Конечно, одного такого заявления хватило бы, чтоб посадили. А они еще и в молениях участвовали, и с иностранными корреспондентами встречались. Весной 83-го взяли обоих: Васю — пораньше, Галю — попозже. Судили не в Москве, а в Ростове-на-Дону — чтоб огласки поменьше. Привезла Галя срок: 6 + 3. Высокая, крупная, с сильной проседью. Спортивный костюм, в котором она приехала, с нее тут же содрали, а принесенные взамен казенные платьишки на нее не налезают! А других нет! Думаете — общее волнение, конфуз, вернули ей тут же ее одежду? Как бы не так! Повернулись себе и ушли, оставив Галю в трусах и лифчике. Только мы успели ее хоть чем-то прикрыть из нашего барахла — Подуст тут как тут:
— Надевайте нагрудный знак!
— Куда? К лифчику цеплять? Вы бы хоть раньше одежду дали, а потом про бирку говорили.
— Не моя забота — куда цеплять, а только чтоб нагрудный знак был! Тут Галя ей цитатой из Писания:
— «Вы куплены дорогою ценою, и да не будете рабами человеков!»
— Так не наденете?
— Не надену!
— Ну, пеняйте на себя!
Счастье, что у нас был фонд «для тех, кто придет», и мы приодели Галю из своих ресурсов (заодно пани Ядвига научила меня, как вставлять рукава и щегольски обметывать петли).

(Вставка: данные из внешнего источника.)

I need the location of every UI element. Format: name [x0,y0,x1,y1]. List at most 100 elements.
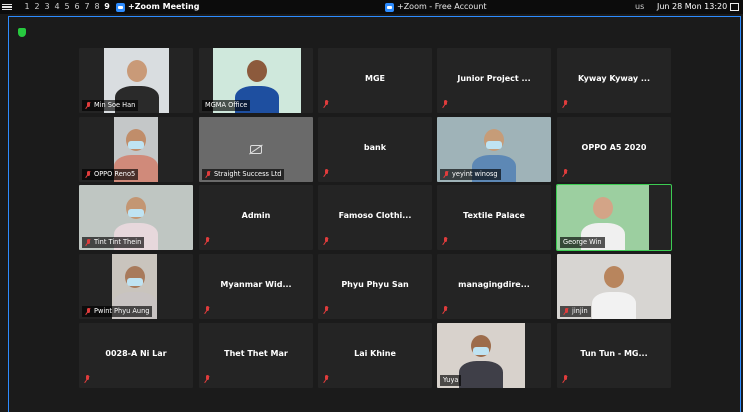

Не успела обжиться на новом месте Галя — привезли Эдиту Абрутене. Они с мужем — литовцы, и даже правозащитниками, строго говоря, не были. Просто хотели эмигрировать. А с чего бы это литовцам позволять эмигрировать? Отказали им в отъезде, они — добиваться, активничать. Посадили ее мужа на три года по 190-й статье (клеветнические измышления на советский строй). Эдита, оставшись с маленьким сыном, промышляла случайными заработками, в том числе и спекуляцией. Но отъезда продолжала добиваться. Отсидел свой срок Витас Абрутис, вернулся домой — и через три недели взяли Эдиту, ляпнули ей 4+2! В зону она приехала в голодовке, которую объявила еще в тюрьме КГБ добивалась пересмотра дела. У нее уже и голоса не было — еле прошелестела она нам свою историю (хотя, как потом оказалось, от природы обладала богатыми голосовыми данными). Через день ее увезли: голодающих положено изолировать. Неделю спустя она вернулась — сняла голодовку. Что-то там ей наобещали (и ничего, конечно, не выполнили). Но ведь у них такой подход: ты сними голодовку, а тогда мы сделаем все, что требуешь. Что верить этим басням нельзя — Эдита не знала, вот и попалась, а возобновлять голодовку потом у нее уже не было сил. Отлеживалась она, приходила в себя, и к работе ее поначалу не привлекали — она еле на ногах держалась. Это еще было время, когда лагерная докторша Волкова после длительной голодовки давала с неделю «освобождения от работы». Но потом оказалась у нас проблема: Эдита не желает работать вообще!